Para não lembrar

Procurar pelo próprio nome nas ferramentas de pesquisa da da internet, nem sempre é uma experiência prazerosa. Processos judiciais, dívidas protestadas, perfis antigos de redes sociais, fotos com o(a) ex-cônjuge, cartas publicadas em jornais, projetos que não deram certo, notícias sobre acidentes em que se esteve envolvido são alguns dos resultados que podem derrubar a autoestima de qualquer um — e que, se pesquisados por terceiros (um possível empregador, por exemplo), podem causar prejuízos concretos à pessoa, nos campos profissional, social e afetivo.
Isso significa que os portais de busca podem ser proibidos de acessar certos documentos existentes na rede mundial de computadores, a fim de apresentá-los para quem faz uma busca? O Tribunal de Justiça da União Europeia entende que sim. Na última terça-feira, a corte instruiu o Google a eliminar de seus mecanismos de indexação o nome de um cidadão espanhol, que se sentiu prejudicado pela associação de seu nome a uma dívida antiga, que já havia sido quitada.
A corte reconheceu que, em relação a alguns registros existentes na internet “considerados inadequados, não pertinentes ou não mais pertinentes do ponto de vista dos fins para os quais foram tratados e do tempo transcorrido”, os cidadãos podem reivindicar judicialmente — e conseguir — a exclusão de referências indesejadas dos sites de busca.
O direito ao esquecimento não é um tema novo para a humanidade, nem uma questão que surgiu com a internet. O assunto aparece em grandes obras da literatura mundial, como o romance Os Miseráveis, de Victor Hugo, publicado em 1862. Jean Valjean, o protagonista, é um ex-presidiário que cumpriu pena de trabalhos forçados por roubar um pão. Depois de sair da cadeia, tenta refazer a vida em outra cidade e, para escapar ao preconceito, adota um novo nome e um disfarce. Imbuído de bons sentimentos, Valjean se torna um empresário e filantropo, respeitado e admirado por todos. Mas sua vida pregressa, encarnada no policial Javert, acaba por alcançá-lo e obrigá-lo a se confrontar com o passado.
O direito ao esquecimento suscita dúvidas e questionamentos de grande complexidade. Um ex-estuprador que cumpriu sua pena tem o direito de ter os registros sobre seu crime ocultados? Pode-se entender que sim. Afinal, uma vez saldada a dívida com a sociedade, todos devem ter uma chance de recomeçar. Mas alguém que pretenda contratar essa pessoa para uma função de confiança, em que seja necessário cuidar de crianças, por exemplo, não tem também o direito de saber com quem está lidando?

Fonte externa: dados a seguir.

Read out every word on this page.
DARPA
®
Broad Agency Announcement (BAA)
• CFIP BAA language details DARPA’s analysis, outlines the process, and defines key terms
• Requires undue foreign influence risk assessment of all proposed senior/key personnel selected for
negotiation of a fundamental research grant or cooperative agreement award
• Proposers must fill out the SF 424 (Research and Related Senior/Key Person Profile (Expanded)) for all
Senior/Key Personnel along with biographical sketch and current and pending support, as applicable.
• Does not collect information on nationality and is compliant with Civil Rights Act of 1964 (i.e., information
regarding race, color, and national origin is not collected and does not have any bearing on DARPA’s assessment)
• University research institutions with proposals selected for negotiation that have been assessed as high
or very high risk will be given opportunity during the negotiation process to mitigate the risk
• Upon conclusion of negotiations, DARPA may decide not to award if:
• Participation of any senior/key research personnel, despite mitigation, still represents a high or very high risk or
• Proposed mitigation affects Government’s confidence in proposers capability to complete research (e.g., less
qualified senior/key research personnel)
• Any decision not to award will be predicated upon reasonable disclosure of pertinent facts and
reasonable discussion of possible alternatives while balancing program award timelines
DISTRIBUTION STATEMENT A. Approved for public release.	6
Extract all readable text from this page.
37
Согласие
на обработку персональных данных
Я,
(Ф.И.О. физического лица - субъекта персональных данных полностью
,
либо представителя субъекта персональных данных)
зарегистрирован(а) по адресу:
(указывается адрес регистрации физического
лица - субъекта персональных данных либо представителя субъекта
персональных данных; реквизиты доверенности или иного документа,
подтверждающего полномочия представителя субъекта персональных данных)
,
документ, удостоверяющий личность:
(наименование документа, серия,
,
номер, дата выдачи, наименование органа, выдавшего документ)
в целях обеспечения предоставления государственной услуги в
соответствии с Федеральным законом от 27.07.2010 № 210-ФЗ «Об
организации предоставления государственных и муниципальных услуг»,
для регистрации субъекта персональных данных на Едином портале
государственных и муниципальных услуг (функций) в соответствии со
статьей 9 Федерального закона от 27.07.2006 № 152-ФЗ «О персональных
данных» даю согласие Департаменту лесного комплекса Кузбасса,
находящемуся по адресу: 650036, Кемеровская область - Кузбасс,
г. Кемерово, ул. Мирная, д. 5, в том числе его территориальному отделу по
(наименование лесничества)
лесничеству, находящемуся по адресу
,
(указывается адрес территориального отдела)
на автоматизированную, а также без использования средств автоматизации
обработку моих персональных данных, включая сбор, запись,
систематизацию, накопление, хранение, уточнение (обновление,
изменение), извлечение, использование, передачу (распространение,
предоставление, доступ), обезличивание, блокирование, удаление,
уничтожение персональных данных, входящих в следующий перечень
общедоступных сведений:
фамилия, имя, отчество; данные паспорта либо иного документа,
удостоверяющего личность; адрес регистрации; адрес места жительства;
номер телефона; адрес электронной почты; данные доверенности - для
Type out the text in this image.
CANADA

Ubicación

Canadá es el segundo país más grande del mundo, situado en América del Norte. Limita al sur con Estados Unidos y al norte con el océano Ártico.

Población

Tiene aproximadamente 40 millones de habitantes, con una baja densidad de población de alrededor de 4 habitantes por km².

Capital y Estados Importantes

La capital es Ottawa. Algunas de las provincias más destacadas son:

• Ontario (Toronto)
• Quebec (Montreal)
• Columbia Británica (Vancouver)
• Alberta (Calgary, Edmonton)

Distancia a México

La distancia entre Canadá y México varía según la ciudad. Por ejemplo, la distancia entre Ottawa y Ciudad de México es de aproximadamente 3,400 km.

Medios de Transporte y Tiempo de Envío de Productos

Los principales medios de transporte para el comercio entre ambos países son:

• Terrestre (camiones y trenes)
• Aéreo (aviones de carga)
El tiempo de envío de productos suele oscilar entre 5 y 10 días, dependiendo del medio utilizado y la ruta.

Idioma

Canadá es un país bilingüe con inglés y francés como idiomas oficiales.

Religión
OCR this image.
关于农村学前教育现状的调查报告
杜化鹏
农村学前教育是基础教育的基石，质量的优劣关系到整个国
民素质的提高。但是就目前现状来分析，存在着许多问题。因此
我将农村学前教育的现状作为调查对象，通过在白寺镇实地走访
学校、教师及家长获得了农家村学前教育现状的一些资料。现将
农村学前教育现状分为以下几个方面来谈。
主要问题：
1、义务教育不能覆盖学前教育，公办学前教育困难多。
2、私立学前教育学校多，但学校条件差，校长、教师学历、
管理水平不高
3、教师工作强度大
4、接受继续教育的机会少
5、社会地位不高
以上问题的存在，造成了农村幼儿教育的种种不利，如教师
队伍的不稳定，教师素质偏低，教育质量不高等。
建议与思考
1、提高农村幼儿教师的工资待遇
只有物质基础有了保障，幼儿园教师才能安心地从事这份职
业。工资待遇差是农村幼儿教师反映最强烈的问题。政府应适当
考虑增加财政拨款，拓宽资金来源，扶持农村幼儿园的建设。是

Numa perspectiva mais ampla, pode-se questionar se a possibilidade de os tribunais decidirem o que seja “inadequado”, “impertinente” ou “não mais pertinente” não poderia, na prática, levar pessoas e instituições a tentarem reescrever a história. O que seria da verdade e da democracia se todos — incluindo, obviamente, os homens públicos, que são os maiores interessados em ostentar uma ficha limpa — tivessem o poder de editar sua história pessoal na internet, excluindo tudo aquilo que os constrange ou expõe negativamente?
Essa situação hipotética remete para outro clássico da literatura mundial, o romance 1984, publicado por George Orwell em 1949. Nele, a história e as notícias são permanentemente reescritas pelo Ministério da Verdade, cuja função é assegurar que o governo esteja sempre certo. 1984 é um retrato hiperbólico do que ocorre em regimes autoritários e do que pode ocorrer também na democracia, se a sociedade admitir, ainda que com boas intenções, que o Judiciário deve ter o poder de decidir o que as pessoas podem saber e como as informações devem chegar até elas.
O direito individual ao esquecimento conflita com o direito da sociedade à informação. Sua aplicação, portanto, deve ser restrita a casos efetivamente irrelevantes do ponto de vista do interesse coletivo. Tudo o que possa interessar à história e à sociedade, ainda que cause desconforto a alguém, não deve ser apagado ou esquecido.